This law defines the relationship between force, mass and acceleration. It seems reasonable to accept that

(i)                  for a body of a particular mass, the bigger the force is, the bigger the acceleration will be

(ii)                the larger the mass is, the larger will be the force needed to produce a particular acceleration.

Experimental evidence verifies that the force F is proportional both to the acceleration a and to the mass m.

i.e. F µ ma

or  F = kma where k is a constant

Now if m = 1 and a = 1 then F = k,  so the amount of force needed to give a mass of 1 kg an acceleration of 1m/s^2 is given by k.

If this amount of force is chosen as the unit of force we have k = 1 and

F = ma

The unit of force is called the Newton (N) and is defined as the amount of force that gives an acceleration of 1 m/s^2.

It is important to take note that acceleration and force are both vector quantities and that mass is scalar.

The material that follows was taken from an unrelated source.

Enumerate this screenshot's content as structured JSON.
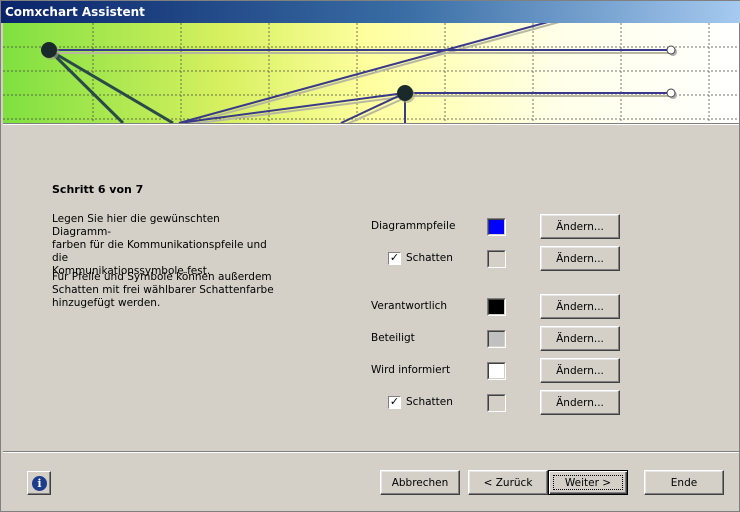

And if p = kq , then p and q  are parallel vectors.

Therefore, from the equation F = ma we see that:

The vectors F and a are parallel, i.e. the direction of an acceleration is the same as the direction of the force that produce it.

When more than one force acts on a body, F represents the resultant force.

If the force is constant the  acceleration also is constant and, conversely, if the force varies, so does the acceleration.

If the acceleration is zero, the resultant force is zero – in other words Newton’s first law follows from the second.

To sum up:

The resultant force acting on a body of constant mass is equal to

The mass of the body multiplied by its acceleration.

F ( N ) = m ( kg ) x a ( m/s^2 )

The resultant force and the acceleration are in the same direction.